Olaf Pohlmann, 08 July 2020

In this short blog I want to point out a useful function when you have to transfer huge amounts of data between SAP systems. The function is /SAPDS/RFC_STREAM_READ_TABLE and it’s part of a broader software suite called SAP Data Services. What makes this function great is that it comes with just the right amount of options to tweak data transfer with respect to parallel processing, batch size and controllability in general. I will address each aspect in more detail.

By the way, previously SAP Data Services used another namespace and the function was named /BODS/RFC_STREAM_READ_TABLE.

General setup

First an overview of the parameters of this (remote-enabled) function:

Name	Type	Description
QUERY_TABLE	Importing	Name of the table to retrieve data from
CALLBACK_FM	Importing	Name of the callback function
DELIMITER	Importing	Possible delimiter to use in the record set
BATCH_SIZE	Importing	Number of records of the intermediate record set
NUMB_OF_LINES	Importing	Number of records to retrieve in total
PROJECTIONS	Table	Set of columns to retrieve
SELECTIONS	Table	Selection criteria (where clause)

Parallel processing

Especially when transferring large amounts of data, you want to speed up processing time as much as possible. One way to achieve this is by using parallel processing. The function supports this by means of providing selection criteria in de SELECTIONS-parameter. This is just a dynamic where clause. So you start the first call with selection criteria for the first subset, the second call with criteria for the second subset and so on. I will show an example of how this can be easily implemented.

Runtime

Because RFC-calls, like dialog processes, have a maximum runtime, the system might cancel long running calls.

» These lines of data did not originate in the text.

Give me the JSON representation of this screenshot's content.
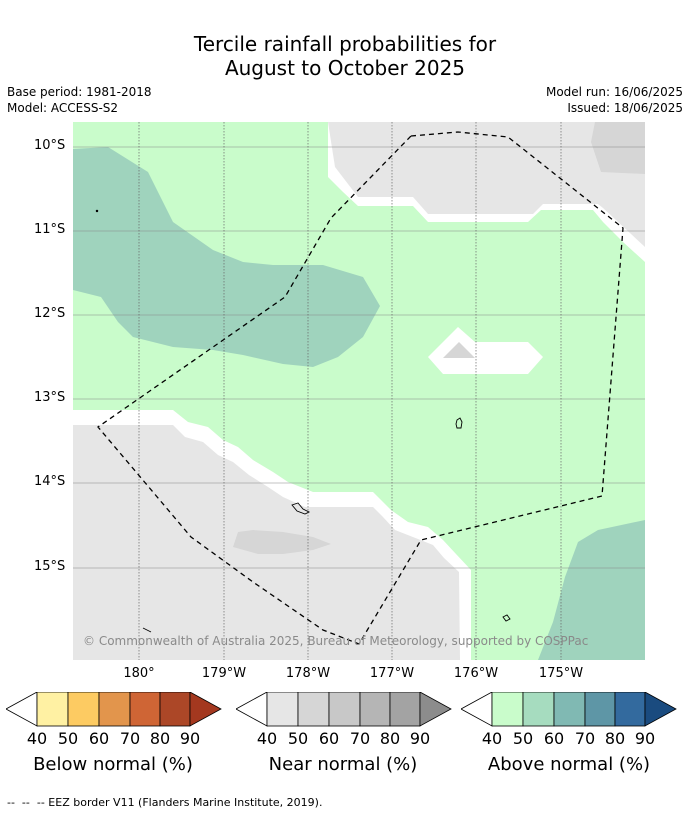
{
  "title": {
    "line1": "Tercile rainfall probabilities for",
    "line2": "August to October 2025"
  },
  "meta": {
    "base_period": "Base period: 1981-2018",
    "model": "Model: ACCESS-S2",
    "model_run": "Model run: 16/06/2025",
    "issued": "Issued: 18/06/2025"
  },
  "map": {
    "lat_labels": [
      "10°S",
      "11°S",
      "12°S",
      "13°S",
      "14°S",
      "15°S"
    ],
    "lon_labels": [
      "180°",
      "179°W",
      "178°W",
      "177°W",
      "176°W",
      "175°W"
    ],
    "attribution": "© Commonwealth of Australia 2025, Bureau of Meteorology, supported by COSPPac",
    "colors": {
      "near_normal_40": "#e6e6e6",
      "near_normal_50": "#d6d6d6",
      "above_normal_40": "#c9fccb",
      "above_normal_50": "#9fd3bd",
      "ocean_gap": "#ffffff",
      "eez_border": "#000000"
    }
  },
  "legend": {
    "ticks": [
      "40",
      "50",
      "60",
      "70",
      "80",
      "90"
    ],
    "below": {
      "label": "Below normal (%)",
      "colors": [
        "#fff1a3",
        "#fdcb62",
        "#e2954c",
        "#cf6535",
        "#ac4727",
        "#a4381f"
      ]
    },
    "near": {
      "label": "Near normal (%)",
      "colors": [
        "#e6e6e6",
        "#d6d6d6",
        "#c8c8c8",
        "#b5b5b5",
        "#a3a3a3",
        "#8c8c8c"
      ]
    },
    "above": {
      "label": "Above normal (%)",
      "colors": [
        "#c9fccb",
        "#a6dcbf",
        "#80b9b3",
        "#5e96a6",
        "#336a9e",
        "#1a4b7f"
      ]
    }
  },
  "footnote": "--  --  -- EEZ border V11 (Flanders Marine Institute, 2019)."
}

Again, the SELECTIONS-parameter is the most important parameter.

Callback function

All pretty common so far and if you’re familiar with function RFC_READ_TABLE, this one can do the same. But function /SAPDS/RFC_STREAM_READ_TABLE has one additional option which makes a world of difference and that is the ability to provide a callback function. The remotely selected data is passed back to this function in the calling system for further processing. It must have the following parameters:

Name	Type	Description
EOP	Exporting	Indicator which the calling system can set to stop the current transfer
E_TABLE	Table	The actual records (in a generic flat format)
READ_ERROR	Exception	Exception to indicator errors

With this callback mechanism you handover some control to the system which holds the data. This enables the next great feature, batch size.

Batch size

Processing huge amounts of data can be challenging. You easily run into memory overloads or experience extremely long runtimes while processing and/or storing this data. The possibility to specify a batch size sets a limit on the number of records that is being processed at a specific time.

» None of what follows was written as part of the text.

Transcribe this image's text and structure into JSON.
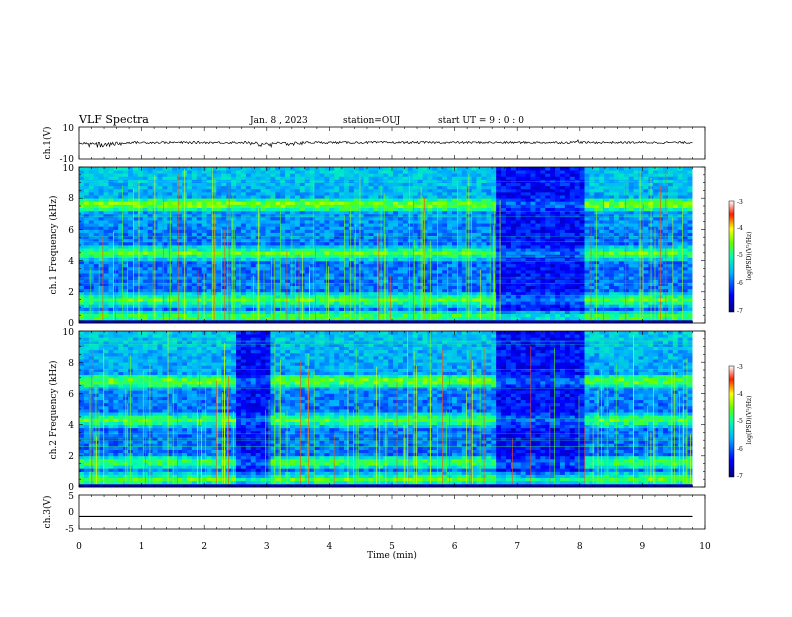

Another way to influence the batch size is the PROJECTIONS-parameter. Here you specify the set of columns to retrieve and thereby reducing the batch size.

Example

For a migration project I worked on, we had a special intermediate system in which we collected all relevant data from various systems. This so-called staging system was then used to do all sorts of migration activities. One of the source systems contained a table with billions of records. The approach was to use job scheduling so the data transfer could run unattended but could still be easily monitored.

First we developed a simple program to act as a wrapper around function /SAPDS/RFC_STREAM_READ_TABLE. Then we scheduled 10 jobs with this program as the only step but in each job with a different selection. A batch size of 50.000 records turned out to be the optimal size for most tables. Below an illustration:

In this particular case we used the last (!) digit of a document number as the main selection criterium. In this way you split all data into 10 subsets of similar size. On a relational database you normally don’t execute such a, poor performing, query but this HANA-powered system handled it effortless.

We had more complex scenarios but I hope you get the general idea.